Extract the zip file in a directory and set the MATLAB path to that with subdirs (for the data). Follow the instructions below and think/try hard before you call the instructors!
1.A Load the dataset "MNIST_3_5", using: load('MNIST_3_5.mat'); to produce two matrices X and Y, the first containing examples and the second the labels.
1.B Each row of X is a vectorized 28x28 grayscale image of a handwritten digit from the MNIST dataset. The positive examples are '5' while the negative are '3'. Visualize some examples from the dataset by using the function visualizeExample.
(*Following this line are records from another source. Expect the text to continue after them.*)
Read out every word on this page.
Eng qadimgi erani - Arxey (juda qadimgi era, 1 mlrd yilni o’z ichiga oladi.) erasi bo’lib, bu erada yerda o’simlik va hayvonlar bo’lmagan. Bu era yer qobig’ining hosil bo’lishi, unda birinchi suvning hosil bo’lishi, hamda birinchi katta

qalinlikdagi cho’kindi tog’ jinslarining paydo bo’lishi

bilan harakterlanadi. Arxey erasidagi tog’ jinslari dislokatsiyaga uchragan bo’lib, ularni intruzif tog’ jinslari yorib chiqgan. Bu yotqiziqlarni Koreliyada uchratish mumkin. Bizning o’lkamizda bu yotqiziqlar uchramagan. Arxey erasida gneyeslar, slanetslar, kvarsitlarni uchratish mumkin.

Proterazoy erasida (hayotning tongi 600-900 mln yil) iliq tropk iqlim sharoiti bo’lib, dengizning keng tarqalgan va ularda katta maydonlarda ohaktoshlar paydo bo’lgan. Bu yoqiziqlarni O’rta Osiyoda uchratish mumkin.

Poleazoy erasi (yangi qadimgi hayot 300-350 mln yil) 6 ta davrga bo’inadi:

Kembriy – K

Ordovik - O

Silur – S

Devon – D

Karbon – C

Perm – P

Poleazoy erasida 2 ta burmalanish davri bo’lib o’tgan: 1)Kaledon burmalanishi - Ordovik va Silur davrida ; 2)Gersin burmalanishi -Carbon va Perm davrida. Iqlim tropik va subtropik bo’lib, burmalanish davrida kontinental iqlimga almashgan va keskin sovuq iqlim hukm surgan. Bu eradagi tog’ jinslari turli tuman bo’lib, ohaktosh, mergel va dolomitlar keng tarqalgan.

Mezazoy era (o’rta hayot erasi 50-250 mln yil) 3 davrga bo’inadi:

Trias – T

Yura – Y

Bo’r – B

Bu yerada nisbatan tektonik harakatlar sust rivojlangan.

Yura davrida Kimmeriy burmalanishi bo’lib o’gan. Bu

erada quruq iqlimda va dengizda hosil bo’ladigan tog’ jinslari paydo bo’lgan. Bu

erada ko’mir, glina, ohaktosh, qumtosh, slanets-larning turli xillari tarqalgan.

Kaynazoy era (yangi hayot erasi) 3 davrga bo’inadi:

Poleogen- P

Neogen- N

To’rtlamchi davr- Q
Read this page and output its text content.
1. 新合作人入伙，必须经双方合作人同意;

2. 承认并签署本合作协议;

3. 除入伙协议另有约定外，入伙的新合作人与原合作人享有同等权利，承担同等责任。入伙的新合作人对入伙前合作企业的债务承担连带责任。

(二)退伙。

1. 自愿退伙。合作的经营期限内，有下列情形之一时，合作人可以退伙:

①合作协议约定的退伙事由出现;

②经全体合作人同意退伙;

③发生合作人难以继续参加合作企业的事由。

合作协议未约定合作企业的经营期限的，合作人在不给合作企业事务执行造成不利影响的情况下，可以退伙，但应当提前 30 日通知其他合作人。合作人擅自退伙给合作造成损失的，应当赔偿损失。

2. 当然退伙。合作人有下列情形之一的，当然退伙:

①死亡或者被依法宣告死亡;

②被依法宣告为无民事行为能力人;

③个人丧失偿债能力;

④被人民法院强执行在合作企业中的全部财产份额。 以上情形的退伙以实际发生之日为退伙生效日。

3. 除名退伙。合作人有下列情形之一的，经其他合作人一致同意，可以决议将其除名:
1.C Randomly split the dataset in a training and a test set, of n_train = 100 and n_test = 1000 points respectively:
[Xtr, Ytr, Xts, Yts] = randomSplitDataset(X, Y, n_train, n_test);
1.D Choose a learning algorithm from the ones you encountered (and experimented with) already, namely: kNN, regularized linear least squares, regularized kernel least squares (gaussian or polynomial kernel). Use the split of 1.C, to compute the classification error on the test set using the function calcErr. To select the best tuning parameters, define a suitable range for the parameters and use hold out cross-validation (using the functions holdoutCVkNN, holdoutCVRLS, holdoutCVKernRLS that you used before).
1.E Predict the labels for the test set and visualize some of the misclassified examples:
1.F (Optional) Compute the mean and standard deviation of the test error over a number of random splits in test and training sets and for an increasing number of training examples (10, 20, 50, 100, 200, 400). For each split compute the test error (n_test = 1000) by choosing suitable parameter range(s) and applying holdout CV on the training set. What happens to the mean and standard deviation across different random splits, when the number of examples in the training set increases? How do these values depend on the settings of holdout CV (range of parameters, number of repetitions and the fraction of training set used as validation)?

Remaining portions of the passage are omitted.